These results suggest that the nanomaterial is able to inhibit the adhesion of these species, to the surface. Instead, in the case of A. spanius TC1 an increased number of treated cells stained with Syto9 was observed in comparison with the untreated counterpart, suggesting a stimulation of biofilm formation by the nanomaterial (Figure 2b). The biofilm on plastic surface was also quantified by the Crystal Violet method (Figure 3). In A. aurescens TC4 and A. spanius TC7 an inhibition of about 90% of biofilm was observed (Figure 3a,c). Conversely, ZnO-NRs seemed to stimulate almost 50% of biofilm forming capacity in A. spanius TC1 (Figure 3b). Those results demonstrated the effectiveness of ZnO-NRs in controlling biofilm growth of only two isolated microorganisms, involved in biodeterioration.
Surprisingly, A. spanius TC1 and A. spanius TC7 showed different behavior when treated with ZnO-NRs, highlighting the presence of intra-species differences between the two strains. Indeed, as reported in biodiversity studies of several bacterial species, intra-species analysis revealed extensive variation between isolates, both at the genotypic and phenotypic level [41,42].
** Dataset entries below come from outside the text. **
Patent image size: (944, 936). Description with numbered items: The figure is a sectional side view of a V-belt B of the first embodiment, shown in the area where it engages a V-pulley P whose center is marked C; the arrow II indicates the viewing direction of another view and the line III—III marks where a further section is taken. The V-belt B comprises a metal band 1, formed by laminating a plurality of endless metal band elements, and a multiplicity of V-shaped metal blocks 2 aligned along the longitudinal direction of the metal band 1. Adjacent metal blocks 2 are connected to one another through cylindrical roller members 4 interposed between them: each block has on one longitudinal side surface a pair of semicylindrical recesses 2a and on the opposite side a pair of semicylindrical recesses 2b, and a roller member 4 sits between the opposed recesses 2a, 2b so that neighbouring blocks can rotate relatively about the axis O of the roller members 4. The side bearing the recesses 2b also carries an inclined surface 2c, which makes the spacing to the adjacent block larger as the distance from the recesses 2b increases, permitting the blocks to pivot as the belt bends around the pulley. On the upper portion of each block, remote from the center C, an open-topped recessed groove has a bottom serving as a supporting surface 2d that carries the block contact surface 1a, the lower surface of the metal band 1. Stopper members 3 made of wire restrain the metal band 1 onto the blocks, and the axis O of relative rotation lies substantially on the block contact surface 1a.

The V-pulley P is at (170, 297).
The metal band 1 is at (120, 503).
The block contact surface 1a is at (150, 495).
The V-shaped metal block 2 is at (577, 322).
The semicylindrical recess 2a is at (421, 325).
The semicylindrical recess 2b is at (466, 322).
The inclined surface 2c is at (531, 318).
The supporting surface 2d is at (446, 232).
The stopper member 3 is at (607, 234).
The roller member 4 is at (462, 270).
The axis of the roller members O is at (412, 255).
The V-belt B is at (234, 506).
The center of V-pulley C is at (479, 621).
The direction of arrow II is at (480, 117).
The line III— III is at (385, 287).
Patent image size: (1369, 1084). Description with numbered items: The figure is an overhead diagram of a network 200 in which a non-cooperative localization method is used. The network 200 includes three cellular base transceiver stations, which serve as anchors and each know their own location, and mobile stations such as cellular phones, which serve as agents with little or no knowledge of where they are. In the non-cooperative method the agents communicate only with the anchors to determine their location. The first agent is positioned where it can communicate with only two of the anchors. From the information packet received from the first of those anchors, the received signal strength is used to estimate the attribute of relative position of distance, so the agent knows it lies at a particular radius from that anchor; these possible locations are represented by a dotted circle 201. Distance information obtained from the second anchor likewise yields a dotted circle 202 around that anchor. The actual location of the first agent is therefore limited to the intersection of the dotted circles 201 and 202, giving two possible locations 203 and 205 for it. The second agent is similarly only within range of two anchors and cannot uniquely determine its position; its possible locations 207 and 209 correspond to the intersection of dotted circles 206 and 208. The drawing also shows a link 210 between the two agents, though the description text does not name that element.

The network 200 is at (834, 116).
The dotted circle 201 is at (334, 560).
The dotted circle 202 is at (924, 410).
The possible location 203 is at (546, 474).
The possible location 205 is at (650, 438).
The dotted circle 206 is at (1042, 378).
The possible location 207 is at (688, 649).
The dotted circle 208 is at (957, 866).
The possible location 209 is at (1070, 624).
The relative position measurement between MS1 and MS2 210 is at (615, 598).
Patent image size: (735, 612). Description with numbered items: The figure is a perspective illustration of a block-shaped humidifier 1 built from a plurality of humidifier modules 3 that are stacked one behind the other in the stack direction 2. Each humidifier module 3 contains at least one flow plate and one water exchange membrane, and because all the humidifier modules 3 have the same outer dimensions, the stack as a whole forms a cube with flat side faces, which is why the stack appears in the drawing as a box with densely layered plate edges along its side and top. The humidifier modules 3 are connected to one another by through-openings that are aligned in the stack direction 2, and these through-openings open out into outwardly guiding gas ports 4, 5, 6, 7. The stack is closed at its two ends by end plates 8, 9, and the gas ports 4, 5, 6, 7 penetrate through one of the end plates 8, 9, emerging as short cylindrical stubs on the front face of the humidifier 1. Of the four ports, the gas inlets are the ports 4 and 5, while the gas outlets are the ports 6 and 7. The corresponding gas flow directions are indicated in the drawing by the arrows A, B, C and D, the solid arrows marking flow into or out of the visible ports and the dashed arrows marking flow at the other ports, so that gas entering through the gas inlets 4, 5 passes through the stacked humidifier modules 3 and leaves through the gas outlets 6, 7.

3.3. ZNGs Antimicrobial and Antibiofilm Activity

An innovative nanomaterial consisting of graphene nanoplatelets decorated by zinc oxide nanorods (ZNGs) was described in previous work for the antimicrobial and antibiofilm properties (Zanni et al., 2017). Therefore, experiments were performed with ZNGs nanomaterial: cell viability test was performed with ZNGs at different concentrations (Figure S1). After just 2 h, ZNGs treatment (1 μg/mL) resulted in almost 50% antibacterial activity against A. aurescens TC4 and A. spanius TC7, and in 70% against A. spanius TC1 at a concentration of 10 μg/mL. These results show a time- and dose-dependent antimicrobial effect of ZNGs against the planktonic forms of two bacteria genera. After 24 h of treatment, an inhibition of bacteria growth of over 70% was observed with 1 μg/mL. Especially, when the LIVE/DEAD assay was performed with ZNGs, fluorescence images showed the ability of ZNGs to inhibit A. spanius TC1 biofilm already at a concentration of 10 μg/mL (Figure 4a). Similarly, A. aurescens TC4 and A. spanius TC7 biofilms were also inhibited (Figure S2). The Crystal Violet assay on plastic surface underlined a high inhibitory activity of ZNGs also against A. spanius TC1 biofilm formation with a decrease of 50% compared to the control (Figure 4b). In the case of A. aurescens TC4 and A. spanius TC7 the data obtained with ZNGs treatment were comparable with that obtained with ZnO-NRs (data not shown).
Results demonstrate that biofilm production was reduced by ZnO-based nanomaterial treatment, in agreement with the observation that bacteria in biofilms are more resistant to antibacterial agents than their planktonic form [43]. For the Gram-negative A. spanius TC1, ZNGs treatment was more efficient, even when lower concentrations were used. The effect of ZNGs on the biofilm of A. spanius TC1 can be related to a different cell wall composition with respect to A. spanius TC7, due to intra-species variation. Indeed, the Gram-negative Chlamydia psittaci isolated microorganisms showed variations in the putative outer membrane genes [44].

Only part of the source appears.